As parents and professionals, we complain about young people who won’t talk to us. “Come on, what’s troubling you?” we ask. “You know you can tell us anything!” The young person looks back, unconvinced, and says nothing.
We comfort ourselves by saying that it’s an annoying phase, that all teenagers are sullen and uncommunicative, that not talking to parents in normal. And, in a way, it is. Young people are learning about privacy. They’re learning to tell different things to different people. That much is obvious. But it’s more complicated than that.
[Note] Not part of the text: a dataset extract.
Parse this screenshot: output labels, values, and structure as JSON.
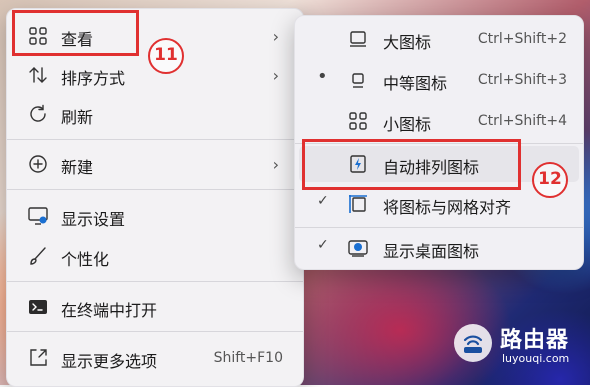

Sometimes I run workshops for parents with titles like ‘Living with a Teenager’ or ‘Understanding Angry Teenagers’. Parents come along expecting to get (and to give each other) advice about their sons and daughters. What they don’t expect is to have to think about themselves as teenagers because each one of them lives with a teenager inside themselves: an angry or unconfident or confused teenager, depending on their own experience of those years. Their relationship with that internal teenager will always inform their relationship with an actual son or daughter, making some communication easier and other communication massively more difficult because there will be things we’d still rather not talk about, things we regret and feel ashamed of, things that bring back bad memories and all manner of unresolved feelings.
Young people have a sixth sense. They pick up adult anxieties, adult uncertainties, adult defensiveness. They’ll only talk about the things they think that adults can bear to talk about. So if they sense, for example, that sex is a difficult subject for a parent to discuss, they won’t mention it. If they sense that a parent has never felt real despair, or, on the contrary, has felt overwhelming despair that can never be acknowledged, they’ll avoid the topic. If they sense that a parent is uneasy with his or her own anger, it’ll be difficult to talk together about anger. Or failure. Or loneliness. Or fear. Or doubt. A parent’s own ability to bear these things will determine whether or not a teenager risks talking about them.
We can pretend otherwise, insisting that this is all in the past, that we’ve moved on and that those days are long gone. We can pretend to be robust nowadays, full of purpose, unaffected by doubts and uncertainties, supremely confident. But it just sounds false. The louder we protest our omnipotence, the more defensive we sound and the harder it becomes for young people to share anything personal with us.
For young people, our failures are always more interesting than our successes. Our failures are more reassuring than a litany of magnificent achievements or list of lessons learned. Actually, all those doubts and uncertainties, all those fears and failures are comforting. For a teenager feeling uncertain, fearful of the future and making endless mistakes, it’s much easier to talk with someone who doesn’t have all the answers.
I’m not advocating abject hopelessness. Of course there’s an extent to which we’ve moved on and learned from our mistakes. But that isn’t necessarily what young people need to hear. They need to hear that they’re not alone, that their anxieties are shared by other people. Then they can talk.